Being a new switcher to Mac this year, this is just the book I was looking for to help me personalize OS X and make it my own.
The author covers all the bases and presents in a very fun, informative, and educational way. Topics from having more fun with your digital lifestyle to combining Apple scripting, perl scripting, and shell scripting to make your system do amazing things.
This is probably the best computing book I've read in years, and I read a lot!
Being a relative newbie to the Mac compared to so many folks, I felt in the dark about all the little things that make a Macintosh what it is...the best personal computer bar none. Knowing so little about it compared to so many other long time users, I was quite anxious to learn all I could as fast as I could. Part of my difficulty includes about twelve years using another platform which so many others blindly use. This gave me enough knowhow to provide support to many other people. Since I'm not one to leave well enough alone, I am always pushing my computer to the max and getting more out of it than many other people might expect.
Mac OS X Panther Hacks, by Rael Dornfest and James Duncan Davidson and published by O'Reilly, provided me with more of an inside look and helped to give me what I had on the other platform...the ability to do things more efficiently and to do things that other users might not know about. I wanted to get into the "guts" of the Mac and Mac OS X Panther Hacks is helping me to achieve that goal.
Whether you are a newcomer to the Macintosh or a long time user, after getting into this Hacks book, you are bound to find something of use. There are one hundred hacks nicely numbered and arranged so you can read one at a time and know which one it was or read it by sections. The sections are arranged nicely into chapters according to the types and uses.

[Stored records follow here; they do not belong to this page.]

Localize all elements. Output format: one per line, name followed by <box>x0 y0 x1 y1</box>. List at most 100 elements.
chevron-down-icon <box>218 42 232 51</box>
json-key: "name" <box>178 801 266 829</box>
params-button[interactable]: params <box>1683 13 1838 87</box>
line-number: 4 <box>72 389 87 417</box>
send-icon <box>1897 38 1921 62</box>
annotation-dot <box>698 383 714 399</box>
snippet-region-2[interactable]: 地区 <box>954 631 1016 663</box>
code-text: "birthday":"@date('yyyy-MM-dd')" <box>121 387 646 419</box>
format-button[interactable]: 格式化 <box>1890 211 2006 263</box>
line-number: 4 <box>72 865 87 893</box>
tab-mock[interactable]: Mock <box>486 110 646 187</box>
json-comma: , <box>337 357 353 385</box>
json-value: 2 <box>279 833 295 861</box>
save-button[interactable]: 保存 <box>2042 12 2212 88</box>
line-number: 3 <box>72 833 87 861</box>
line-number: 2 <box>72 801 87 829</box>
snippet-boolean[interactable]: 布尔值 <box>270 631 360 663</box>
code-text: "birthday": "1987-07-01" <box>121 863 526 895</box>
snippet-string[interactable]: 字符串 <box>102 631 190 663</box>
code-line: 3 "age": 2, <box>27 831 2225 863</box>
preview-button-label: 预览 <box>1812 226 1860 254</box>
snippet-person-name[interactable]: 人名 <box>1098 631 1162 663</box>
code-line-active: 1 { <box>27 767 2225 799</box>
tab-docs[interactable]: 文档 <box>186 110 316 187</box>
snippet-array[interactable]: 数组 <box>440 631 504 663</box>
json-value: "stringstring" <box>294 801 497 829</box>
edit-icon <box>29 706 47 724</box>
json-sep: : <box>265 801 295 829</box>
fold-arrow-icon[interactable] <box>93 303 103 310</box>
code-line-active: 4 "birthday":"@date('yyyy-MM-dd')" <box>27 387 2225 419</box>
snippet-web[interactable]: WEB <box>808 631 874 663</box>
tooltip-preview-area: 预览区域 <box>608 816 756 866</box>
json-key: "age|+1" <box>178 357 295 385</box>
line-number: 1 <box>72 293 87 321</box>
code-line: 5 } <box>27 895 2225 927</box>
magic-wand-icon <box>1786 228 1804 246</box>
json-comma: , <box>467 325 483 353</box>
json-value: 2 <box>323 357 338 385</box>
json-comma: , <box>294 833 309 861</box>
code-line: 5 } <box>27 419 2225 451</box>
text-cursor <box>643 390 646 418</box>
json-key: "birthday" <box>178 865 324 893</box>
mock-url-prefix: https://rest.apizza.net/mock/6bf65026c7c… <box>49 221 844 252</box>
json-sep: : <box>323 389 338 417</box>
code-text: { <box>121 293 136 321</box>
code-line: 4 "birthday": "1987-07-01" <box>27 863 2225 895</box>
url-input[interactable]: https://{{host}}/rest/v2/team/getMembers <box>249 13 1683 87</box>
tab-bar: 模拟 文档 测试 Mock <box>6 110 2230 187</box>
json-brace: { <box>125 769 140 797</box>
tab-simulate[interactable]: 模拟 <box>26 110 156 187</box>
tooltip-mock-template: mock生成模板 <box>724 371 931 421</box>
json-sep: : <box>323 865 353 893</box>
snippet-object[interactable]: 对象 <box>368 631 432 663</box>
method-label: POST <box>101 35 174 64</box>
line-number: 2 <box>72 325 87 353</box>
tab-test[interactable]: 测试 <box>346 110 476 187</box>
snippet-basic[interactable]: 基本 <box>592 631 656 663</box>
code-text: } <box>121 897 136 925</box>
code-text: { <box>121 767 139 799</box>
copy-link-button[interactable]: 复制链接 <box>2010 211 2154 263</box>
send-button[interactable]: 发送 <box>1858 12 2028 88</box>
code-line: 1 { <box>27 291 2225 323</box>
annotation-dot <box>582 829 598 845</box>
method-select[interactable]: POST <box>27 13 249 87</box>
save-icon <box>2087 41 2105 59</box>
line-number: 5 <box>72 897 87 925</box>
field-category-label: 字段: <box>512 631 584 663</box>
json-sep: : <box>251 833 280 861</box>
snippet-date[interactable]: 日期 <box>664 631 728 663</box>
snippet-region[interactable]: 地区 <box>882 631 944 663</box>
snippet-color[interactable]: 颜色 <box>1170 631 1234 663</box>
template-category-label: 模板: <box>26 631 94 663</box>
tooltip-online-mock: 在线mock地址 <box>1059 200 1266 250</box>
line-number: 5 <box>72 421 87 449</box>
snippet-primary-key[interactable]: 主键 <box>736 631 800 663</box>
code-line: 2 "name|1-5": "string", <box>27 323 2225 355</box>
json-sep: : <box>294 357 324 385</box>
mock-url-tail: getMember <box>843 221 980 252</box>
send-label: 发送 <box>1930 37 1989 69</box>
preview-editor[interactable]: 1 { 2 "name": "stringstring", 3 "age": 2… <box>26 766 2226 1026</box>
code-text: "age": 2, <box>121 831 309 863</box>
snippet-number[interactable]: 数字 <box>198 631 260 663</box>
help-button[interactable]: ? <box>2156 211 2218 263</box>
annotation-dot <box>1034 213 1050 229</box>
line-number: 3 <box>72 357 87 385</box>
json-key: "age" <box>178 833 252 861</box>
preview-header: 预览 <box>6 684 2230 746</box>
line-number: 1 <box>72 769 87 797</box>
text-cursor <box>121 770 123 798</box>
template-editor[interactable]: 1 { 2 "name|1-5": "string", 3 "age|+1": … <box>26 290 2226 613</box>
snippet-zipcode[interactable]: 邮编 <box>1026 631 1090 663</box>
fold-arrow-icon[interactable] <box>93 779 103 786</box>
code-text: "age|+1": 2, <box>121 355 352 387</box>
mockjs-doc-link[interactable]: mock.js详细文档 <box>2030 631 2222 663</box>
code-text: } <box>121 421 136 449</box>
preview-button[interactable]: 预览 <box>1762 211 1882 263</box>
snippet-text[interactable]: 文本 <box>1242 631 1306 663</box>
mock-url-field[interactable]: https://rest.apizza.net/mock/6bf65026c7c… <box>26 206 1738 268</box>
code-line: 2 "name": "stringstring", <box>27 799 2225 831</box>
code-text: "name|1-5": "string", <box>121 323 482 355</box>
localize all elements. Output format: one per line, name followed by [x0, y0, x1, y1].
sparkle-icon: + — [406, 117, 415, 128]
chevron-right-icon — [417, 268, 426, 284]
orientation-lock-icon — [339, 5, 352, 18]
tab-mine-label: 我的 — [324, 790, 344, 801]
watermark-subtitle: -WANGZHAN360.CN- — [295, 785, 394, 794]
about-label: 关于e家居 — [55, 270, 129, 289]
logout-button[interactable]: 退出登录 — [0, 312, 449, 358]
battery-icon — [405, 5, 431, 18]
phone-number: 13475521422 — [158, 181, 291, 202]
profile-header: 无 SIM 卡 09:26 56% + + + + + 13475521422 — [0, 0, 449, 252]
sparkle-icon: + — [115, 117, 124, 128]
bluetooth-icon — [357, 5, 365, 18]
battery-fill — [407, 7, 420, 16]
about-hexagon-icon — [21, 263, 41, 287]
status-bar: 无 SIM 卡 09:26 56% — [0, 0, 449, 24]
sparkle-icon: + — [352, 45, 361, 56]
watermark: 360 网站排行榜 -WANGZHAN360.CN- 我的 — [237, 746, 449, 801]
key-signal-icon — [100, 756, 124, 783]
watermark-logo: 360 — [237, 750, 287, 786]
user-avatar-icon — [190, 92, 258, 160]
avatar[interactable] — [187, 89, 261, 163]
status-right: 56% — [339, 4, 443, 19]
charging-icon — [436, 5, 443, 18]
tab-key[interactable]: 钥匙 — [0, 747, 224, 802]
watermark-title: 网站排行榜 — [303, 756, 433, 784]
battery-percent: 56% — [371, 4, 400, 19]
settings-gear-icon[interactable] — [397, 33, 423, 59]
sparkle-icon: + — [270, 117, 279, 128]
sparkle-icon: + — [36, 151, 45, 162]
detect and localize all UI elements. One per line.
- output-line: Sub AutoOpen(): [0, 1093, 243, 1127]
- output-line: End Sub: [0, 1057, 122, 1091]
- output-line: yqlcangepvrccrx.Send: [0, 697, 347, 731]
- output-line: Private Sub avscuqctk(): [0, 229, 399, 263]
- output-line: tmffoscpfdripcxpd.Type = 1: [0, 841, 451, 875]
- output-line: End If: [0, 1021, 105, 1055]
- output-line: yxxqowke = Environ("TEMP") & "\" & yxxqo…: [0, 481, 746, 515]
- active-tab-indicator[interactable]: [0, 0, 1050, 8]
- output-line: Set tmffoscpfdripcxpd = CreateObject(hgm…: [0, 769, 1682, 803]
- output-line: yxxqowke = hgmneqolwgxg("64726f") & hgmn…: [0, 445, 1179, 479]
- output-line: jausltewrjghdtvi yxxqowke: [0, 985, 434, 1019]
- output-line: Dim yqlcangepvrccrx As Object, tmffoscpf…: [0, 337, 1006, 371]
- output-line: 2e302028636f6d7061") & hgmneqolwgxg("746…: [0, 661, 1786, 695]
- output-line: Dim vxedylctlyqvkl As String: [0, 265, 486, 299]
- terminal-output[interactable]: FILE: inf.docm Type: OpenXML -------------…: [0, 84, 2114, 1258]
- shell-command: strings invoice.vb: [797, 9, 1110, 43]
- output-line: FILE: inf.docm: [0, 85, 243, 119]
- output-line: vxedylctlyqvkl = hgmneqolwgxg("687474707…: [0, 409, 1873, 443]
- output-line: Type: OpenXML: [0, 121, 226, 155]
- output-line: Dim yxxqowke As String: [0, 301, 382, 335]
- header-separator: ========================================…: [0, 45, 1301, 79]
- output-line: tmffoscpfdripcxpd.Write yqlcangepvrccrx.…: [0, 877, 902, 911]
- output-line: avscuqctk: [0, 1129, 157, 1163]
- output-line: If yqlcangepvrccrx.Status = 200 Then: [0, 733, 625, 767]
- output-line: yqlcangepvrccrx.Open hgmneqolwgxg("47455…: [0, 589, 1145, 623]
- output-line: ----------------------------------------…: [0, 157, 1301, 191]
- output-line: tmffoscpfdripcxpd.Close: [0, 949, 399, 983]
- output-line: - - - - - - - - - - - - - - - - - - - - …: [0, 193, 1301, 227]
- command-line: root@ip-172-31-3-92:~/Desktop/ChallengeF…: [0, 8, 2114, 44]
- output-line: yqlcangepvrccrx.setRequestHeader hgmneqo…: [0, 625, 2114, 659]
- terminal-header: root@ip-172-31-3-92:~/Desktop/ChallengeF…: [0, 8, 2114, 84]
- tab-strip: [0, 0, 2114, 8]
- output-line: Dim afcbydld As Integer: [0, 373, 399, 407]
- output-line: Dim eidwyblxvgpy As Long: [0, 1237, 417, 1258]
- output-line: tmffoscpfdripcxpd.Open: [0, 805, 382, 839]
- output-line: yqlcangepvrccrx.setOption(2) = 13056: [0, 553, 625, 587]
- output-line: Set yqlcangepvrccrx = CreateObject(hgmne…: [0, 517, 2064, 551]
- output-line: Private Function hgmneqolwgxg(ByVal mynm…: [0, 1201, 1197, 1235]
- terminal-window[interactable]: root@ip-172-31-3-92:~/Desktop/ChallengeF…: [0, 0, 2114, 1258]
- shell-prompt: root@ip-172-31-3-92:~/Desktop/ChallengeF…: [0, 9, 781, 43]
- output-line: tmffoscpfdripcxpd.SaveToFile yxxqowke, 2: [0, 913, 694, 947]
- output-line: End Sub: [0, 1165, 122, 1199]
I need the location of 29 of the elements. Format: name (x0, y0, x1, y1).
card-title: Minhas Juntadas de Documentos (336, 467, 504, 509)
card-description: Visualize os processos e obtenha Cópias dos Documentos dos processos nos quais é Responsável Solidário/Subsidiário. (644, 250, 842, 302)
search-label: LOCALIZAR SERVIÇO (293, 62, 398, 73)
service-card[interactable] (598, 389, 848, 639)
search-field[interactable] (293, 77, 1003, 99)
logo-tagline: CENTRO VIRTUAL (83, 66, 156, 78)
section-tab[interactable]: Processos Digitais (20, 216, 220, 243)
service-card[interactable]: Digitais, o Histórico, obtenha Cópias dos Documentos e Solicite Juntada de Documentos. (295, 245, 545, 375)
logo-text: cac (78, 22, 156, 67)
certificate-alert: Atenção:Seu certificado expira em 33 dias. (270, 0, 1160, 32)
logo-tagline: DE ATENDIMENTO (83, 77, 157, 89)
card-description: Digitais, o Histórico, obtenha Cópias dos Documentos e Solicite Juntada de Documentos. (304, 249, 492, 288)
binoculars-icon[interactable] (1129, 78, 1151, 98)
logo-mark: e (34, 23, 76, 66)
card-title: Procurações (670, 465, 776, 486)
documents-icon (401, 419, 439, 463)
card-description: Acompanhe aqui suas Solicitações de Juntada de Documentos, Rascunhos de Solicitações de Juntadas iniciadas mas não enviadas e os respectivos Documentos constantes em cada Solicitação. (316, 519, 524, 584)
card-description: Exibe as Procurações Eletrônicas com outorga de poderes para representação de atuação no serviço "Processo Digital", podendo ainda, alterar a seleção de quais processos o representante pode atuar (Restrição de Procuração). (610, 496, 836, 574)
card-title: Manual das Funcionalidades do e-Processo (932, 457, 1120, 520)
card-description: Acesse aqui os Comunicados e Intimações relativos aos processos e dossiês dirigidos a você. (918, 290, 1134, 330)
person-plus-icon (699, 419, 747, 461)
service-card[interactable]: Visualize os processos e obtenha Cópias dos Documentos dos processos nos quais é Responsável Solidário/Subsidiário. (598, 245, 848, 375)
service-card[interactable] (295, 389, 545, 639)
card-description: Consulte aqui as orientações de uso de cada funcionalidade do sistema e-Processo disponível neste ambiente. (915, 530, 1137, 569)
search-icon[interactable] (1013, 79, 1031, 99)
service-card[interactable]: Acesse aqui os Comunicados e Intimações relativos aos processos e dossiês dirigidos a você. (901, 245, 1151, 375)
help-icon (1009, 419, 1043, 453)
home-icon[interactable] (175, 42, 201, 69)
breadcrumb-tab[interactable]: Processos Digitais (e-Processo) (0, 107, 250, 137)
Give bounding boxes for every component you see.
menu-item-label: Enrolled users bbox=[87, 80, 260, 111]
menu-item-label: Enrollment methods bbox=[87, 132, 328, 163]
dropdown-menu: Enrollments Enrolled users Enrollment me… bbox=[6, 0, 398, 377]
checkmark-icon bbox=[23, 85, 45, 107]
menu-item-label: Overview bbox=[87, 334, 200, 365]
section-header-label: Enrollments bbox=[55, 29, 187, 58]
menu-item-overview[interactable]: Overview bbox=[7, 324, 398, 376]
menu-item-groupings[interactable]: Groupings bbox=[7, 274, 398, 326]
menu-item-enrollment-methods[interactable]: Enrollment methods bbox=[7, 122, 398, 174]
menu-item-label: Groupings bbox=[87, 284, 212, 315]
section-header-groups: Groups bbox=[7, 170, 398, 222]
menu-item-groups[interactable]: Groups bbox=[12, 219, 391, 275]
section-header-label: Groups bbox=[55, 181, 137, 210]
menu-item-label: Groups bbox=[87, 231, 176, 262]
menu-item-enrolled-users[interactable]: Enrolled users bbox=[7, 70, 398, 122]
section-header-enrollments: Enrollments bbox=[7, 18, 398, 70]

Once cracking this book open, it didn't take me long to have a "eureka!" experience. "I didn't know I could do that!" I heard myself say to myself. I learned something new that I bet no one else knows....or do they?
My favorite hack so far is using the services menu under the application menu. It's an amazing thing and has been used more often than anything else I read in the book. The next thing I'm going to do is use more scripting and attach those scripts to my file folders. Fortunately, the authors provide lots of great examples. Whew...I don't "do" Apple scripting.....yet. I will after reading this book.
The authors don't exclude the use of other applications in "hacking" the OS but they sure do provide a lot of helpful ways to use them. My very favorite hack in that way was their suggestion to "Clutter Your Desktop with Music." In that hack, #42, they suggest using a little iTunes add on called Clutter. Ohh...I don't want to give all of it away. I want everyone to have a copy of this book. You just have to use this little app. It's a great helper if you love your iTunes.
Some of these chapters will require return visits for me as I managed to find out that I knew very little about some aspects of "hacking" Panther. The book now resides on my desktop and will for the foreseeable future.
No one will lose by getting Mac OS X Panther Hacks and will surely be surprised at what they don't know when they get through this wonderful volume. Be sure to check one out for yourself very soon. You won't regret it.